Saturday, November 8, 2008

McCain the Faux Maverick

McCain . . . has the amateur chess player's weakness for making an impulsive move just to see what will happen: thus his eleventh-hour intervention in the Wall Street crisis negotiations. In chess what almost always happens after the impulsive move is doom.

Russel Baker, Oct 7 2008, NY Review of Books

The last thing I want to do is pile on a man who just lost the job he wanted more than any other. Sen. McCain's life-ambition, so it seems, was to be commander-in-chief of the US military. And just because he's a politician, and ran a typical politican's campaign, doesn't mean he's not mending a broken heart right now.

But I want to say something about Sen. McCain's so-called 'maverick' persona. A maverick, by definition, is an individual that strays from the pack. An individual who takes his or her own path to wherever it is he or she wants to go. An individual who decides for himself where it is he wants to go in the first place.

The world is a tricky place, however. Getting anywhere requires reading the tea leaves. As such, it is almost impossible for an individual to succeed when he has only his own wisdom upon which to rely. An individual who relies on himself for inspiration must be able to read his environment all by himself, or be condemned, as the quote above puts it, to the lonely path of "doom." It is the trickiness of the real-world, not weak-minded pansiness, that explains why most people eschew being a maverick and turn to company. Life ain't an easy road when you travel it alone.

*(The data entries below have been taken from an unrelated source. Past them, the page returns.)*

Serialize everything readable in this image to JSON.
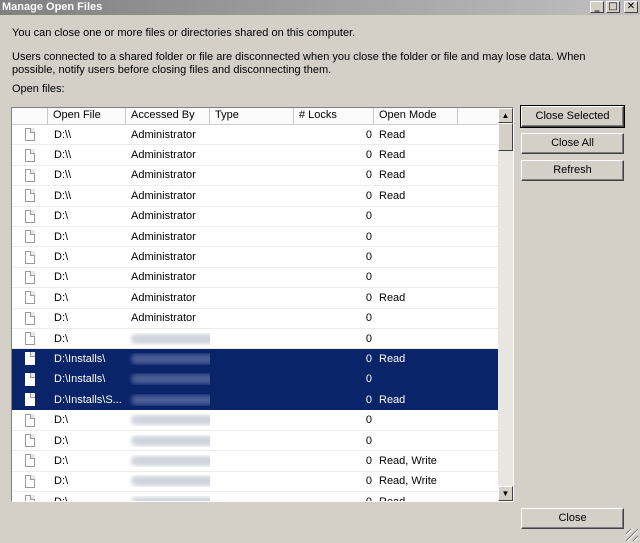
{
  "window": {
    "title": "Manage Open Files"
  },
  "description": {
    "line1": "You can close one or more files or directories shared on this computer.",
    "line2": "Users connected to a shared folder or file are disconnected when you close the folder or file and may lose data. When possible, notify users before closing files and disconnecting them."
  },
  "list": {
    "label": "Open files:",
    "columns": [
      "Open File",
      "Accessed By",
      "Type",
      "# Locks",
      "Open Mode"
    ],
    "rows": [
      {
        "file": "D:\\\\",
        "user": "Administrator",
        "type": "",
        "locks": "0",
        "mode": "Read",
        "selected": false,
        "blurred": false
      },
      {
        "file": "D:\\\\",
        "user": "Administrator",
        "type": "",
        "locks": "0",
        "mode": "Read",
        "selected": false,
        "blurred": false
      },
      {
        "file": "D:\\\\",
        "user": "Administrator",
        "type": "",
        "locks": "0",
        "mode": "Read",
        "selected": false,
        "blurred": false
      },
      {
        "file": "D:\\\\",
        "user": "Administrator",
        "type": "",
        "locks": "0",
        "mode": "Read",
        "selected": false,
        "blurred": false
      },
      {
        "file": "D:\\",
        "user": "Administrator",
        "type": "",
        "locks": "0",
        "mode": "",
        "selected": false,
        "blurred": false
      },
      {
        "file": "D:\\",
        "user": "Administrator",
        "type": "",
        "locks": "0",
        "mode": "",
        "selected": false,
        "blurred": false
      },
      {
        "file": "D:\\",
        "user": "Administrator",
        "type": "",
        "locks": "0",
        "mode": "",
        "selected": false,
        "blurred": false
      },
      {
        "file": "D:\\",
        "user": "Administrator",
        "type": "",
        "locks": "0",
        "mode": "",
        "selected": false,
        "blurred": false
      },
      {
        "file": "D:\\",
        "user": "Administrator",
        "type": "",
        "locks": "0",
        "mode": "Read",
        "selected": false,
        "blurred": false
      },
      {
        "file": "D:\\",
        "user": "Administrator",
        "type": "",
        "locks": "0",
        "mode": "",
        "selected": false,
        "blurred": false
      },
      {
        "file": "D:\\",
        "user": "",
        "type": "",
        "locks": "0",
        "mode": "",
        "selected": false,
        "blurred": true
      },
      {
        "file": "D:\\Installs\\",
        "user": "",
        "type": "",
        "locks": "0",
        "mode": "Read",
        "selected": true,
        "blurred": true
      },
      {
        "file": "D:\\Installs\\",
        "user": "",
        "type": "",
        "locks": "0",
        "mode": "",
        "selected": true,
        "blurred": true
      },
      {
        "file": "D:\\Installs\\S...",
        "user": "",
        "type": "",
        "locks": "0",
        "mode": "Read",
        "selected": true,
        "blurred": true
      },
      {
        "file": "D:\\",
        "user": "",
        "type": "",
        "locks": "0",
        "mode": "",
        "selected": false,
        "blurred": true
      },
      {
        "file": "D:\\",
        "user": "",
        "type": "",
        "locks": "0",
        "mode": "",
        "selected": false,
        "blurred": true
      },
      {
        "file": "D:\\",
        "user": "",
        "type": "",
        "locks": "0",
        "mode": "Read, Write",
        "selected": false,
        "blurred": true
      },
      {
        "file": "D:\\",
        "user": "",
        "type": "",
        "locks": "0",
        "mode": "Read, Write",
        "selected": false,
        "blurred": true
      },
      {
        "file": "D:\\",
        "user": "",
        "type": "",
        "locks": "0",
        "mode": "Read",
        "selected": false,
        "blurred": true
      }
    ]
  },
  "buttons": {
    "close_selected": "Close Selected",
    "close_all": "Close All",
    "refresh": "Refresh",
    "close": "Close"
  },
  "titlebar_buttons": {
    "minimize": "_",
    "maximize": "□",
    "close": "✕"
  },
  "icons": {
    "row": "file-icon",
    "scroll_up": "arrow-up-icon",
    "scroll_down": "arrow-down-icon"
  },
  "colors": {
    "selection": "#0a246a",
    "dialog": "#d4d0c8"
  }
}
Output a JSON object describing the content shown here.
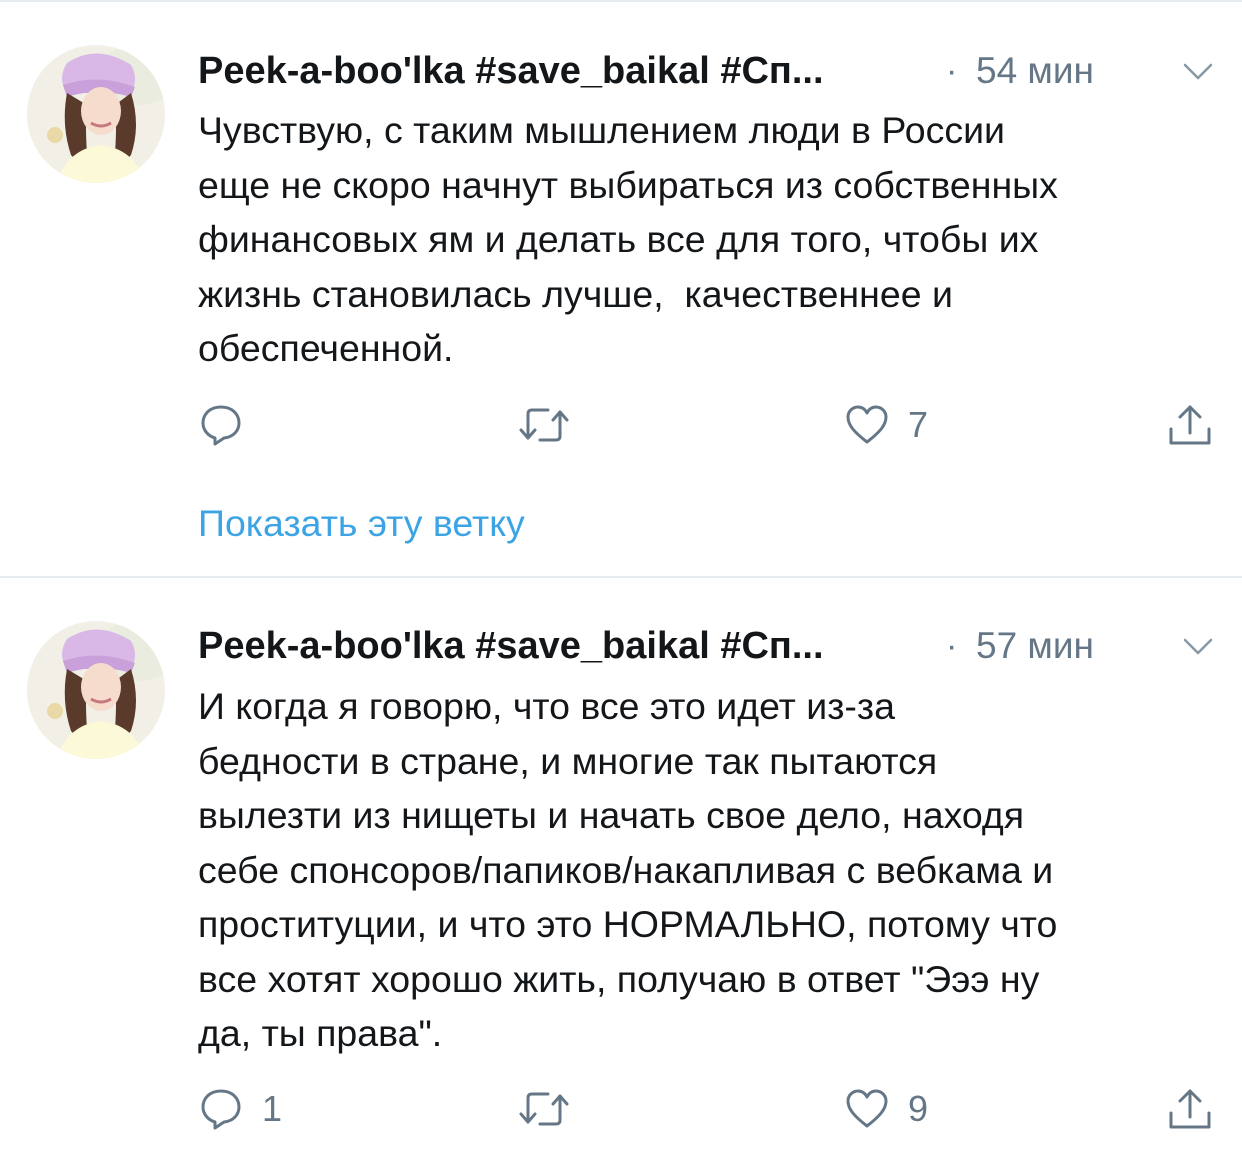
{
  "tweets": [
    {
      "author": "Peek-a-boo'lka #save_baikal #Сп...",
      "separator": "·",
      "time": "54 мин",
      "text": "Чувствую, с таким мышлением люди в России\nеще не скоро начнут выбираться из собственных\nфинансовых ям и делать все для того, чтобы их\nжизнь становилась лучше,  качественнее и\nобеспеченной.",
      "replies": "",
      "retweets": "",
      "likes": "7",
      "show_thread": "Показать эту ветку"
    },
    {
      "author": "Peek-a-boo'lka #save_baikal #Сп...",
      "separator": "·",
      "time": "57 мин",
      "text": "И когда я говорю, что все это идет из-за\nбедности в стране, и многие так пытаются\nвылезти из нищеты и начать свое дело, находя\nсебе спонсоров/папиков/накапливая с вебкама и\nпроституции, и что это НОРМАЛЬНО, потому что\nвсе хотят хорошо жить, получаю в ответ \"Эээ ну\nда, ты права\".",
      "replies": "1",
      "retweets": "",
      "likes": "9"
    }
  ],
  "colors": {
    "text": "#14171a",
    "secondary": "#657786",
    "link": "#1b95e0",
    "divider": "#e6ecf0"
  },
  "icons": [
    "reply-icon",
    "retweet-icon",
    "like-icon",
    "share-icon",
    "chevron-down-icon"
  ]
}
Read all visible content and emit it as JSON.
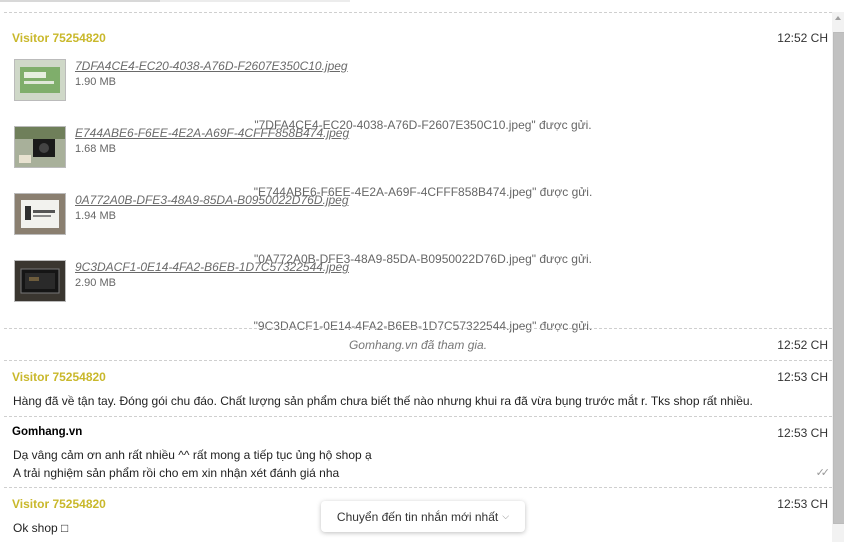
{
  "chat": {
    "blocks": [
      {
        "sender": "Visitor 75254820",
        "time": "12:52 CH",
        "files": [
          {
            "name": "7DFA4CE4-EC20-4038-A76D-F2607E350C10.jpeg",
            "size": "1.90 MB",
            "sent": "\"7DFA4CE4-EC20-4038-A76D-F2607E350C10.jpeg\" được gửi."
          },
          {
            "name": "E744ABE6-F6EE-4E2A-A69F-4CFFF858B474.jpeg",
            "size": "1.68 MB",
            "sent": "\"E744ABE6-F6EE-4E2A-A69F-4CFFF858B474.jpeg\" được gửi."
          },
          {
            "name": "0A772A0B-DFE3-48A9-85DA-B0950022D76D.jpeg",
            "size": "1.94 MB",
            "sent": "\"0A772A0B-DFE3-48A9-85DA-B0950022D76D.jpeg\" được gửi."
          },
          {
            "name": "9C3DACF1-0E14-4FA2-B6EB-1D7C57322544.jpeg",
            "size": "2.90 MB",
            "sent": "\"9C3DACF1-0E14-4FA2-B6EB-1D7C57322544.jpeg\" được gửi."
          }
        ]
      },
      {
        "system": "Gomhang.vn đã tham gia.",
        "time": "12:52 CH"
      },
      {
        "sender": "Visitor 75254820",
        "time": "12:53 CH",
        "text": "Hàng đã về tận tay. Đóng gói chu đáo. Chất lượng sản phẩm chưa biết thế nào nhưng khui ra đã vừa bụng trước mắt r. Tks shop rất nhiều."
      },
      {
        "sender": "Gomhang.vn",
        "time": "12:53 CH",
        "lines": [
          "Dạ vâng cảm ơn anh rất nhiều ^^ rất mong a tiếp tục ủng hộ shop ạ",
          "A trải nghiệm sản phẩm rồi cho em xin nhận xét đánh giá nha"
        ]
      },
      {
        "sender": "Visitor 75254820",
        "time": "12:53 CH",
        "text": "Ok shop □"
      }
    ]
  },
  "jump_button": {
    "label": "Chuyển đến tin nhắn mới nhất"
  },
  "icons": {
    "read_receipt": "double-check-icon",
    "jump_chevron": "chevron-down-icon"
  },
  "colors": {
    "visitor_name": "#c9b82b",
    "staff_name": "#000000"
  }
}
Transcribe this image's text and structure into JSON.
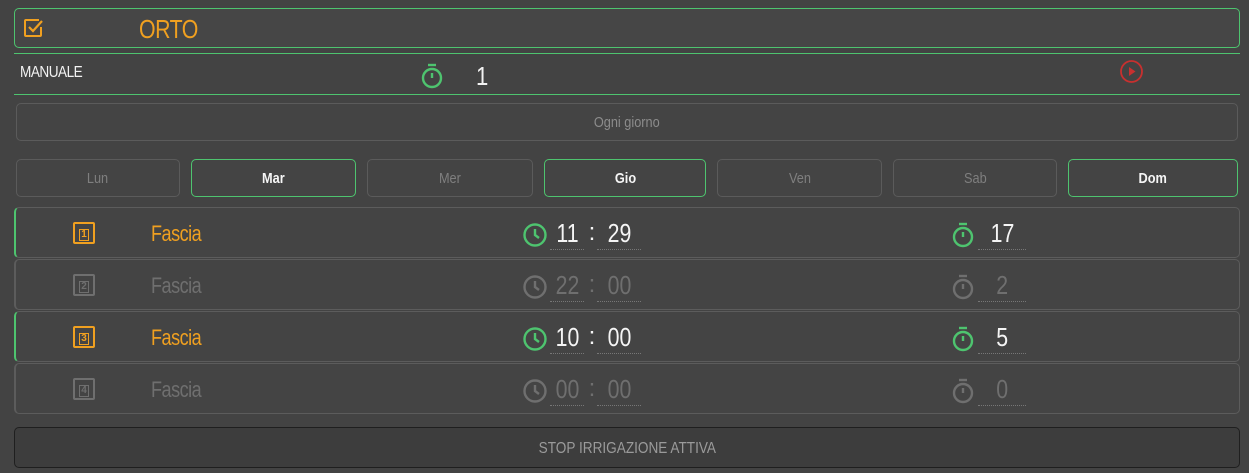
{
  "header": {
    "title": "ORTO",
    "checkbox_checked": true
  },
  "manual": {
    "label": "MANUALE",
    "value": "1"
  },
  "daily_button": "Ogni giorno",
  "days": [
    {
      "label": "Lun",
      "active": false
    },
    {
      "label": "Mar",
      "active": true
    },
    {
      "label": "Mer",
      "active": false
    },
    {
      "label": "Gio",
      "active": true
    },
    {
      "label": "Ven",
      "active": false
    },
    {
      "label": "Sab",
      "active": false
    },
    {
      "label": "Dom",
      "active": true
    }
  ],
  "slots": [
    {
      "number": "1",
      "label": "Fascia",
      "hour": "11",
      "minute": "29",
      "duration": "17",
      "active": true
    },
    {
      "number": "2",
      "label": "Fascia",
      "hour": "22",
      "minute": "00",
      "duration": "2",
      "active": false
    },
    {
      "number": "3",
      "label": "Fascia",
      "hour": "10",
      "minute": "00",
      "duration": "5",
      "active": true
    },
    {
      "number": "4",
      "label": "Fascia",
      "hour": "00",
      "minute": "00",
      "duration": "0",
      "active": false
    }
  ],
  "colon": ":",
  "stop_button": "STOP IRRIGAZIONE ATTIVA",
  "colors": {
    "accent": "#f0a020",
    "green": "#4ec46f",
    "play": "#c8302f",
    "inactive": "#6f6f6f"
  }
}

So what does Sen. McCain's record tell us about the quality of his 'maverickness'? Well, let's see. Sen. McCain has run for president twice. It strikes me that, both times, he has spectacularly failed at reading his environment for what it was. In 2000, he ran an 'Obama campaign' in a Bush Environment. In 2008 he ran a 'Bush campaign' in an Obama Environment. What I mean is, in 2000 rabid partisanship ruled. McCain ran a centrist, can't-we-all-get-along campaign. In 2008, there was a strong anti-partisanship-backlash, put in motion by Barack Obama in his 2004 speech, when he said:

We don't have blue states, we don't have red states, we are the United States

But 2008 saw Sen. McCain run a campaign in which he ignored what was on people's minds -- how to fix problems in a spirit of bi-partisanship. Rather, Sen. McCain focused his campaign on his opponent's questionable patriotism and the made-up charge that his opponent was a socialist. To top it off, he took Sarah Palin --an unknown, attractive, fresh voice -- and turned her into his attack-dog VP. What a waste.

The point is this. The last thing America needs following President Bush is a go-it-my-own-way president whose own way is ignorant of real-world facts and knowledge.

In contrast, millions upon millions of Americans made the right choice in choosing Sen. Obama. Sometimes with the pack is the wise way to go.